Part of a rising cast of “cause marketers,” Broadcause  intends to let no good deed go unnoticed. The social media platform, which can reach a 10-million-strong captive audience, today announced its campaign to publicize Honda’s $3.7 million donation to Japan relief efforts.
Broadcause was launched this month by Experience Project, Inc.  to promote the charity acts of brands to its loyal, often emotional users. “Our audience,” explained Peter Jackson, CEO of Broadcause, “is kind of like a live Oprah show all the time.” The value of that audience has already attracted campaigns from American Express, Haagen-Dazs, and Pepsi Refresh, which launches on May 2.

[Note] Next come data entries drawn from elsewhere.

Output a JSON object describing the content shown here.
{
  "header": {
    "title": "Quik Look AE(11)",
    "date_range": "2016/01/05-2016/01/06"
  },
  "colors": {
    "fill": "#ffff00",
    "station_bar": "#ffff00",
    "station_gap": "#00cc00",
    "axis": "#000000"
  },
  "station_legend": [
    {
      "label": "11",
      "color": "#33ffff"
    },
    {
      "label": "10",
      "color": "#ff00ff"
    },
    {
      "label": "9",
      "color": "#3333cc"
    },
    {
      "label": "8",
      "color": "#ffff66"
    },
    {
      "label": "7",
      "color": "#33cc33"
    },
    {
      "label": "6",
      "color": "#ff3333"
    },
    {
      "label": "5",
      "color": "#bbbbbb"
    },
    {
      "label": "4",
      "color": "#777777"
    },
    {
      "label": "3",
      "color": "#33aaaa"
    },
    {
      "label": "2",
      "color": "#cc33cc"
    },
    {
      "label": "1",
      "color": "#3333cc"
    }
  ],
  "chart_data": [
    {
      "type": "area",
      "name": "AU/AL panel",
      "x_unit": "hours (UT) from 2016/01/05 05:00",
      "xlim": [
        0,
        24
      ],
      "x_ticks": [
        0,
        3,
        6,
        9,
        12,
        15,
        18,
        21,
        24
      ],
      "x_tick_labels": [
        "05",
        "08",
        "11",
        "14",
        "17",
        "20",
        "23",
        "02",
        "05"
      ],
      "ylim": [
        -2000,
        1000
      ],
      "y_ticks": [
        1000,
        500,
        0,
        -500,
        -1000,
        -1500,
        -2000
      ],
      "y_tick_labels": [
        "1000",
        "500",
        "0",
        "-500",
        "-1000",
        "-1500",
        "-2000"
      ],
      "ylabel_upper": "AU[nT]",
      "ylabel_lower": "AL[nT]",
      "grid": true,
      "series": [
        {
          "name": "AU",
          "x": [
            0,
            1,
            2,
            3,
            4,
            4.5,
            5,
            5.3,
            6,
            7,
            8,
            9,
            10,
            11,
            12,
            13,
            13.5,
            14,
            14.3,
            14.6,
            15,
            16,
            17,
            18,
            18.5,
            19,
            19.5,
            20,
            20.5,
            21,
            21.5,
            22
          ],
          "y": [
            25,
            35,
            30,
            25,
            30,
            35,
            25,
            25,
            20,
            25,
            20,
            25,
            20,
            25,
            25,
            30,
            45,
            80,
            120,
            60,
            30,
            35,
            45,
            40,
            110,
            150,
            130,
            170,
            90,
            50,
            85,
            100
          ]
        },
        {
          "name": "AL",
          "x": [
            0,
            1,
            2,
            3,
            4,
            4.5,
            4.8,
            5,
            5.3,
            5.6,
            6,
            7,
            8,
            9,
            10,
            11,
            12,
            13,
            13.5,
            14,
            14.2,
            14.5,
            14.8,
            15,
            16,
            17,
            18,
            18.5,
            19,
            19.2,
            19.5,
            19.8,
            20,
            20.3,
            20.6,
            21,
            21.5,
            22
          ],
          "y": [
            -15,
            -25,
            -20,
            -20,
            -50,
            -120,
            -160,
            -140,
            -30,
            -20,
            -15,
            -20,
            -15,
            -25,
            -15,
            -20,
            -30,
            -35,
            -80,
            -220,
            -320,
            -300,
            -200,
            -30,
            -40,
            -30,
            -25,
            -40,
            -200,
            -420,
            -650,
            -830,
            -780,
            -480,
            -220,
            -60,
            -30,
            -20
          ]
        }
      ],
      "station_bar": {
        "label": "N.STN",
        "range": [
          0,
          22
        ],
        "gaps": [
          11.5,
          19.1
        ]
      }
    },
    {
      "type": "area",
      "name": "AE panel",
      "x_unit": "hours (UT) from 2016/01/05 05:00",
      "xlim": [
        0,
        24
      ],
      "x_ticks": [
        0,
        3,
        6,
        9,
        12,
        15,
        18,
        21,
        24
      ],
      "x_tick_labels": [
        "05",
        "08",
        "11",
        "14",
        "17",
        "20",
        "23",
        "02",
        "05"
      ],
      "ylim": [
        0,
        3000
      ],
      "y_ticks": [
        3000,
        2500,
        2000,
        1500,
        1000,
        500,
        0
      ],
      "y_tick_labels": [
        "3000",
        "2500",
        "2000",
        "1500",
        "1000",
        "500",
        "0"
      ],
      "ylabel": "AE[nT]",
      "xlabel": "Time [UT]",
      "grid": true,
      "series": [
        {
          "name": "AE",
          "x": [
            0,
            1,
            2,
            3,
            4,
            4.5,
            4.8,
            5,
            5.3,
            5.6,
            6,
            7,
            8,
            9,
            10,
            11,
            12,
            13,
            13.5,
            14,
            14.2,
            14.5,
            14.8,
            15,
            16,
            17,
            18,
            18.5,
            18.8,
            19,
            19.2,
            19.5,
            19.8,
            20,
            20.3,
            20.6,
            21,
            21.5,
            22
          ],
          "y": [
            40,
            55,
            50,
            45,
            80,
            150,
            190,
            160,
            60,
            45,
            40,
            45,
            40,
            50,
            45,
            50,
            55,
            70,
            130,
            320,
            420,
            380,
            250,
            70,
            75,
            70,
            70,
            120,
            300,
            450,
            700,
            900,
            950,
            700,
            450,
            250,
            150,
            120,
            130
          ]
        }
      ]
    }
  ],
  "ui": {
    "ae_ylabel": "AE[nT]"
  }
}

Experience Project was launched in 2007 with the idea that virtual connections tied to common interests can trump real life social contacts. The website is essentially one big sharing machine, focused on topics from living with cancer to dealing with a sexless marriage. Until now, its easily targeted, self-defined audience hasn’t been fully exploited by advertisers or corporate philanthropists, Jackson said. Broadcause is changing that, by informing users of causes—and, in turn, the associated brands—that intersect with their specific interests. The firm promotes brand-charity partnerships through ExperienceProject.com, Facebook, and @Twitcause, its twitter account. In a one-week campaign, Broadcause engaged 5 million unique individuals from the 12.4 million tweets and Facebook posts its followers shared for Haagen-Dazs’ “Help the Honey Bee” campaign.
Broadcause’s offerings fit into a wider trend of brands increasingly aligning themselves with charities  and wanting to spread the word on social media channels. “For the brands, it’s a perception of doing good,” Jackson said. Eighty percent of consumers are willing to switch from one brand to another of about the same price and quality if the other is associated with a good cause, according to a 2010 survey from Cone Inc. Since charitable donations are a tax write-off, in many cases fees paid to a cause marketer like Broadcause can count as a write-off, too.
Naturally Broadcause's campaigns run the risk of spamming a valuable, and at times, sensitive, audience not accustomed to such marketing tactics. Jackson said sensitivity to over-marketing and "cause fatigue" will be key to Broadcause's success. "We don't want to harvest this community the wrong way. We want them to feel safe," he said.
The company must also steer clear of backlashes like the one experienced recently by Microsoft's Bing  in its attempt to draw attention to its Japan earthquake relief donation. After the search engine tweeted a link to its donation micro-site and a donation incentive for every retweet, twitter users lashed out at Bing for using the natural disaster as a marketing opportunity. Bing ultimately apologized for its insensitivity.
Risks aside, investors stand behind the trend. The Experience Project has raised $5.6 million in venture backing from D.E. Shaw, Floodgate and Ron Conway's Angel Investors, and Broadcause plans to raise an additional $2 million for its efforts. Last month SocialVibe, a cause marketer which distributes "engagement ads," raised $20 million from Norwest Venture Partners with participation from Redpoint Ventures, Jafco Ventures and Pinnacle Ventures, on top of a previous $12 million in funding.